Occupational therapy helps restore movement to injured hand

Fate played a nasty trick on Andrew Costello the day before Halloween 2021.

“We were just finishing up harvest on our family farm, and I pretty much just got my hand put in the wrong place at the wrong time,” he said. “It severed a whole bunch of nerves and tendons in the center of my forearm.”

After multiple surgeries, the St. Paul resident lost movement in his wrist and hand.

“I couldn't even move my hand for about a month and a half,” Andrew said. “Having mobility in both my hands, it’s one of those things that you don’t know that you have it until you lose it.”

Then he began working with Shelby O’Connor, occupational therapist at Howard County Medical Center.

“After this injury, I definitely realized how complex the hand is,” Andrew said. “It takes a special person to be able to work with a hand to where it can become functional again.”

“As an occupational therapist, we see patients across the lifespan, anywhere from young babies to children, adults, elderly,” Shelby said. “We focus on the skills, the modifications, the things the patient needs to complete whatever they want to fill their daily lives with.”

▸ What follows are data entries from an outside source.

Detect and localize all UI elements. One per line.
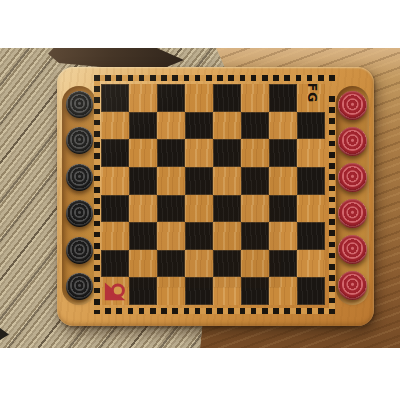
square-c1[interactable] [157, 277, 185, 305]
square-a4[interactable] [101, 195, 129, 223]
square-h1[interactable] [297, 277, 325, 305]
screenshot: FG [0, 0, 400, 400]
square-b1[interactable] [129, 277, 157, 305]
square-h7[interactable] [297, 112, 325, 140]
inlay-frame-bottom [94, 308, 335, 314]
square-c3[interactable] [157, 222, 185, 250]
square-f1[interactable] [241, 277, 269, 305]
square-g3[interactable] [269, 222, 297, 250]
black-checker[interactable] [66, 91, 93, 118]
square-g5[interactable] [269, 167, 297, 195]
square-e3[interactable] [213, 222, 241, 250]
inlay-frame-right [329, 96, 335, 314]
square-c4[interactable] [157, 195, 185, 223]
square-h2[interactable] [297, 250, 325, 278]
square-b6[interactable] [129, 139, 157, 167]
square-c7[interactable] [157, 112, 185, 140]
square-a7[interactable] [101, 112, 129, 140]
square-f4[interactable] [241, 195, 269, 223]
square-g2[interactable] [269, 250, 297, 278]
square-d1[interactable] [185, 277, 213, 305]
square-e8[interactable] [213, 84, 241, 112]
square-b2[interactable] [129, 250, 157, 278]
square-g7[interactable] [269, 112, 297, 140]
red-checker[interactable] [338, 163, 367, 192]
square-e1[interactable] [213, 277, 241, 305]
square-f8[interactable] [241, 84, 269, 112]
square-d4[interactable] [185, 195, 213, 223]
square-e2[interactable] [213, 250, 241, 278]
red-checker[interactable] [338, 91, 367, 120]
checkers-board: FG [57, 67, 374, 326]
playing-field [101, 84, 325, 305]
square-f2[interactable] [241, 250, 269, 278]
square-e6[interactable] [213, 139, 241, 167]
photo: FG [0, 48, 400, 348]
square-d7[interactable] [185, 112, 213, 140]
inlay-frame-top [94, 75, 335, 81]
square-f5[interactable] [241, 167, 269, 195]
square-e4[interactable] [213, 195, 241, 223]
square-h3[interactable] [297, 222, 325, 250]
square-c5[interactable] [157, 167, 185, 195]
left-tray [62, 86, 96, 305]
square-a3[interactable] [101, 222, 129, 250]
square-a8[interactable] [101, 84, 129, 112]
letterbox-top [0, 0, 400, 48]
square-g4[interactable] [269, 195, 297, 223]
square-a5[interactable] [101, 167, 129, 195]
square-d6[interactable] [185, 139, 213, 167]
red-checker[interactable] [338, 199, 367, 228]
right-tray [336, 86, 369, 305]
square-h6[interactable] [297, 139, 325, 167]
square-a6[interactable] [101, 139, 129, 167]
maker-logo-icon [102, 277, 130, 303]
square-b4[interactable] [129, 195, 157, 223]
red-checker[interactable] [338, 235, 367, 264]
square-f6[interactable] [241, 139, 269, 167]
square-e7[interactable] [213, 112, 241, 140]
square-e5[interactable] [213, 167, 241, 195]
square-b5[interactable] [129, 167, 157, 195]
square-c6[interactable] [157, 139, 185, 167]
square-d8[interactable] [185, 84, 213, 112]
square-c2[interactable] [157, 250, 185, 278]
square-c8[interactable] [157, 84, 185, 112]
brand-text-fg: FG [306, 83, 318, 103]
square-g8[interactable] [269, 84, 297, 112]
square-b3[interactable] [129, 222, 157, 250]
square-b8[interactable] [129, 84, 157, 112]
square-d2[interactable] [185, 250, 213, 278]
square-a2[interactable] [101, 250, 129, 278]
square-g1[interactable] [269, 277, 297, 305]
red-checker[interactable] [338, 127, 367, 156]
black-checker[interactable] [66, 164, 93, 191]
black-checker[interactable] [66, 127, 93, 154]
square-h5[interactable] [297, 167, 325, 195]
square-f7[interactable] [241, 112, 269, 140]
square-f3[interactable] [241, 222, 269, 250]
square-d3[interactable] [185, 222, 213, 250]
red-checker[interactable] [338, 271, 367, 300]
black-checker[interactable] [66, 237, 93, 264]
letterbox-bottom [0, 348, 400, 400]
black-checker[interactable] [66, 273, 93, 300]
square-d5[interactable] [185, 167, 213, 195]
square-g6[interactable] [269, 139, 297, 167]
square-b7[interactable] [129, 112, 157, 140]
black-checker[interactable] [66, 200, 93, 227]
square-h4[interactable] [297, 195, 325, 223]
inlay-frame-left [94, 75, 100, 314]
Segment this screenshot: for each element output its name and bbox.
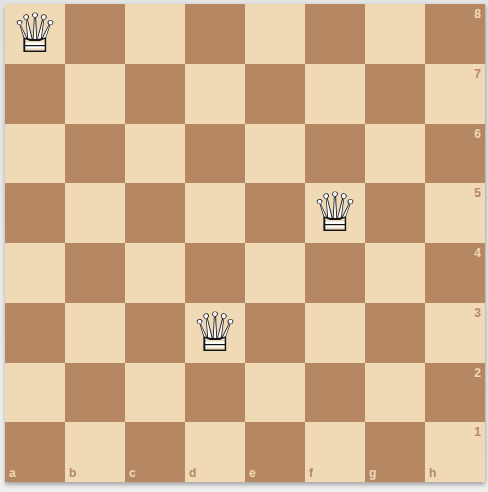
square-c3[interactable] — [125, 303, 185, 363]
square-h8[interactable]: 8 — [425, 4, 485, 64]
square-h1[interactable]: h1 — [425, 422, 485, 482]
white-queen-outline: ♕ — [311, 186, 359, 240]
square-f3[interactable] — [305, 303, 365, 363]
square-g3[interactable] — [365, 303, 425, 363]
square-e1[interactable]: e — [245, 422, 305, 482]
file-label-d: d — [189, 467, 196, 479]
file-label-g: g — [369, 467, 376, 479]
square-e6[interactable] — [245, 124, 305, 184]
square-a6[interactable] — [5, 124, 65, 184]
white-queen-d3[interactable]: ♛♕ — [185, 303, 245, 363]
square-b8[interactable] — [65, 4, 125, 64]
square-g2[interactable] — [365, 363, 425, 423]
square-e7[interactable] — [245, 64, 305, 124]
white-queen-a8[interactable]: ♛♕ — [5, 4, 65, 64]
white-queen-fill: ♛ — [311, 186, 359, 240]
square-g8[interactable] — [365, 4, 425, 64]
square-c8[interactable] — [125, 4, 185, 64]
square-d7[interactable] — [185, 64, 245, 124]
white-queen-f5[interactable]: ♛♕ — [305, 183, 365, 243]
square-e2[interactable] — [245, 363, 305, 423]
square-b4[interactable] — [65, 243, 125, 303]
rank-label-1: 1 — [474, 426, 481, 438]
rank-label-7: 7 — [474, 68, 481, 80]
square-c7[interactable] — [125, 64, 185, 124]
square-g4[interactable] — [365, 243, 425, 303]
square-f4[interactable] — [305, 243, 365, 303]
square-a4[interactable] — [5, 243, 65, 303]
rank-label-6: 6 — [474, 128, 481, 140]
square-f7[interactable] — [305, 64, 365, 124]
rank-label-4: 4 — [474, 247, 481, 259]
square-e5[interactable] — [245, 183, 305, 243]
square-b1[interactable]: b — [65, 422, 125, 482]
square-f5[interactable]: ♛♕ — [305, 183, 365, 243]
square-h6[interactable]: 6 — [425, 124, 485, 184]
square-d2[interactable] — [185, 363, 245, 423]
square-g7[interactable] — [365, 64, 425, 124]
square-a5[interactable] — [5, 183, 65, 243]
square-f6[interactable] — [305, 124, 365, 184]
square-a3[interactable] — [5, 303, 65, 363]
file-label-f: f — [309, 467, 313, 479]
file-label-b: b — [69, 467, 76, 479]
square-h4[interactable]: 4 — [425, 243, 485, 303]
square-d6[interactable] — [185, 124, 245, 184]
square-d1[interactable]: d — [185, 422, 245, 482]
chess-app-window: ♛♕876♛♕54♛♕32abcdefgh1 — [0, 0, 488, 492]
square-c5[interactable] — [125, 183, 185, 243]
rank-label-2: 2 — [474, 367, 481, 379]
square-d3[interactable]: ♛♕ — [185, 303, 245, 363]
square-f2[interactable] — [305, 363, 365, 423]
square-d8[interactable] — [185, 4, 245, 64]
square-b5[interactable] — [65, 183, 125, 243]
square-b6[interactable] — [65, 124, 125, 184]
square-e3[interactable] — [245, 303, 305, 363]
square-h7[interactable]: 7 — [425, 64, 485, 124]
square-h3[interactable]: 3 — [425, 303, 485, 363]
square-a2[interactable] — [5, 363, 65, 423]
square-d5[interactable] — [185, 183, 245, 243]
square-a8[interactable]: ♛♕ — [5, 4, 65, 64]
square-d4[interactable] — [185, 243, 245, 303]
file-label-a: a — [9, 467, 16, 479]
square-g5[interactable] — [365, 183, 425, 243]
square-b3[interactable] — [65, 303, 125, 363]
square-f1[interactable]: f — [305, 422, 365, 482]
file-label-c: c — [129, 467, 136, 479]
square-g6[interactable] — [365, 124, 425, 184]
square-c1[interactable]: c — [125, 422, 185, 482]
file-label-h: h — [429, 467, 436, 479]
white-queen-outline: ♕ — [11, 7, 59, 61]
square-f8[interactable] — [305, 4, 365, 64]
square-h5[interactable]: 5 — [425, 183, 485, 243]
rank-label-5: 5 — [474, 187, 481, 199]
square-h2[interactable]: 2 — [425, 363, 485, 423]
white-queen-fill: ♛ — [191, 306, 239, 360]
square-e8[interactable] — [245, 4, 305, 64]
chess-board: ♛♕876♛♕54♛♕32abcdefgh1 — [5, 4, 485, 482]
square-a7[interactable] — [5, 64, 65, 124]
square-c2[interactable] — [125, 363, 185, 423]
rank-label-8: 8 — [474, 8, 481, 20]
square-b7[interactable] — [65, 64, 125, 124]
file-label-e: e — [249, 467, 256, 479]
square-e4[interactable] — [245, 243, 305, 303]
rank-label-3: 3 — [474, 307, 481, 319]
square-a1[interactable]: a — [5, 422, 65, 482]
square-c6[interactable] — [125, 124, 185, 184]
white-queen-outline: ♕ — [191, 306, 239, 360]
white-queen-fill: ♛ — [11, 7, 59, 61]
square-c4[interactable] — [125, 243, 185, 303]
square-g1[interactable]: g — [365, 422, 425, 482]
square-b2[interactable] — [65, 363, 125, 423]
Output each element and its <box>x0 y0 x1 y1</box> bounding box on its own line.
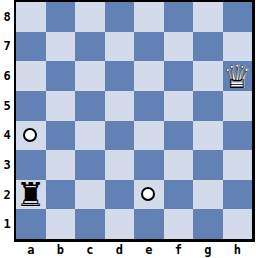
file-label-c: c <box>75 241 105 258</box>
file-label-b: b <box>46 241 76 258</box>
square-e7[interactable] <box>134 32 164 62</box>
square-a8[interactable] <box>16 2 46 32</box>
square-h6[interactable]: ♛♕ <box>223 61 253 91</box>
circle-marker-e2[interactable] <box>141 187 155 201</box>
square-g4[interactable] <box>193 121 223 151</box>
file-labels: abcdefgh <box>16 241 252 258</box>
square-b1[interactable] <box>46 209 76 239</box>
square-b8[interactable] <box>46 2 76 32</box>
square-a6[interactable] <box>16 61 46 91</box>
square-b5[interactable] <box>46 91 76 121</box>
square-a4[interactable] <box>16 121 46 151</box>
square-e8[interactable] <box>134 2 164 32</box>
square-f7[interactable] <box>164 32 194 62</box>
black-rook[interactable]: ♜ <box>16 180 46 210</box>
square-c4[interactable] <box>75 121 105 151</box>
square-h7[interactable] <box>223 32 253 62</box>
square-f2[interactable] <box>164 180 194 210</box>
square-b3[interactable] <box>46 150 76 180</box>
rank-labels: 87654321 <box>0 2 14 239</box>
square-c2[interactable] <box>75 180 105 210</box>
square-c7[interactable] <box>75 32 105 62</box>
square-d6[interactable] <box>105 61 135 91</box>
square-b6[interactable] <box>46 61 76 91</box>
square-d8[interactable] <box>105 2 135 32</box>
square-b4[interactable] <box>46 121 76 151</box>
file-label-a: a <box>16 241 46 258</box>
square-g2[interactable] <box>193 180 223 210</box>
square-e5[interactable] <box>134 91 164 121</box>
square-c3[interactable] <box>75 150 105 180</box>
square-h5[interactable] <box>223 91 253 121</box>
square-d4[interactable] <box>105 121 135 151</box>
square-f6[interactable] <box>164 61 194 91</box>
square-h2[interactable] <box>223 180 253 210</box>
circle-marker-a4[interactable] <box>23 128 37 142</box>
square-c6[interactable] <box>75 61 105 91</box>
square-e1[interactable] <box>134 209 164 239</box>
rank-label-1: 1 <box>0 209 14 239</box>
square-e2[interactable] <box>134 180 164 210</box>
square-e4[interactable] <box>134 121 164 151</box>
square-h1[interactable] <box>223 209 253 239</box>
chess-board-diagram: 87654321 ♛♕♜ abcdefgh <box>0 0 256 258</box>
square-b7[interactable] <box>46 32 76 62</box>
rank-label-3: 3 <box>0 150 14 180</box>
square-h8[interactable] <box>223 2 253 32</box>
square-a2[interactable]: ♜ <box>16 180 46 210</box>
square-c8[interactable] <box>75 2 105 32</box>
square-c1[interactable] <box>75 209 105 239</box>
square-f1[interactable] <box>164 209 194 239</box>
square-d2[interactable] <box>105 180 135 210</box>
file-label-g: g <box>193 241 223 258</box>
white-queen-fill: ♛ <box>223 61 253 91</box>
square-h4[interactable] <box>223 121 253 151</box>
rank-label-8: 8 <box>0 2 14 32</box>
file-label-d: d <box>105 241 135 258</box>
rank-label-5: 5 <box>0 91 14 121</box>
square-e6[interactable] <box>134 61 164 91</box>
square-g3[interactable] <box>193 150 223 180</box>
square-d1[interactable] <box>105 209 135 239</box>
square-b2[interactable] <box>46 180 76 210</box>
square-g5[interactable] <box>193 91 223 121</box>
square-a5[interactable] <box>16 91 46 121</box>
square-c5[interactable] <box>75 91 105 121</box>
rank-label-2: 2 <box>0 180 14 210</box>
square-f4[interactable] <box>164 121 194 151</box>
square-d7[interactable] <box>105 32 135 62</box>
square-a1[interactable] <box>16 209 46 239</box>
rank-label-7: 7 <box>0 32 14 62</box>
square-f8[interactable] <box>164 2 194 32</box>
square-g7[interactable] <box>193 32 223 62</box>
square-g1[interactable] <box>193 209 223 239</box>
square-d5[interactable] <box>105 91 135 121</box>
file-label-e: e <box>134 241 164 258</box>
square-h3[interactable] <box>223 150 253 180</box>
square-a3[interactable] <box>16 150 46 180</box>
square-e3[interactable] <box>134 150 164 180</box>
rank-label-6: 6 <box>0 61 14 91</box>
square-g8[interactable] <box>193 2 223 32</box>
file-label-h: h <box>223 241 253 258</box>
square-f3[interactable] <box>164 150 194 180</box>
square-f5[interactable] <box>164 91 194 121</box>
chess-board: ♛♕♜ <box>14 0 255 242</box>
rank-label-4: 4 <box>0 121 14 151</box>
square-g6[interactable] <box>193 61 223 91</box>
square-a7[interactable] <box>16 32 46 62</box>
square-d3[interactable] <box>105 150 135 180</box>
file-label-f: f <box>164 241 194 258</box>
white-queen[interactable]: ♕ <box>223 61 253 91</box>
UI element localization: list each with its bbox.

Andrew’s recovery included months in a splint, a lot of manual techniques and edema massage.

“That’s where he has extra swelling in that hand,” Shelby said. “There’s a technique that we use to help push that fluid back into circulation, back into his body and out of his hand.”

She also described the passive and active range of motion therapy Andrew needed.

“I’m stretching and moving those fingers and wrists through the movements that they used to go through, and then we do some active range of motion where he’s eliciting those movements,” Shelby said. “We meet the patient where they are. We adjust things as we need to and come up with the plan of care.”

If a patient has difficulty with work-related tasks, for instance, the occupational therapist will break down the steps needed to complete the task, identify the problem areas and work to improve them.

“I’m involved here in the community to where I play sports throughout the wintertime,” Andrew said. So recovery meant not only being able to do his job at Archer Credit Union and help on the farm but also picking up and squeezing a ball.

“It’s definitely been a learning experience,” he said.

“All of our treatment sessions look different depending on the patient’s priorities,” Shelby said. “We can work on things from vision to cognition to strength, activity tolerance and sensory processing.”

“I have full confidence in them,” Andrew said. “Any question that I ask, even though it may not pertain to my injury, Shelby will either find the answer or already actually know the answer.”

He was also glad to have the occupational therapy services he needed available in his own hometown.

“When I was first going through therapy, I was not able to drive. I mean, I could barely walk. They pulled the nerve out of my ankle,” Andrew said. “Having this service right here in St. Paul definitely is a convenience for me.”

“I work with some amazing co-workers,” Shelby said. “Most of us grew up around here. We have decided to settle with our families in this rural Nebraska town or towns close, and we take great pride in being able to provide these services to families closer to home.”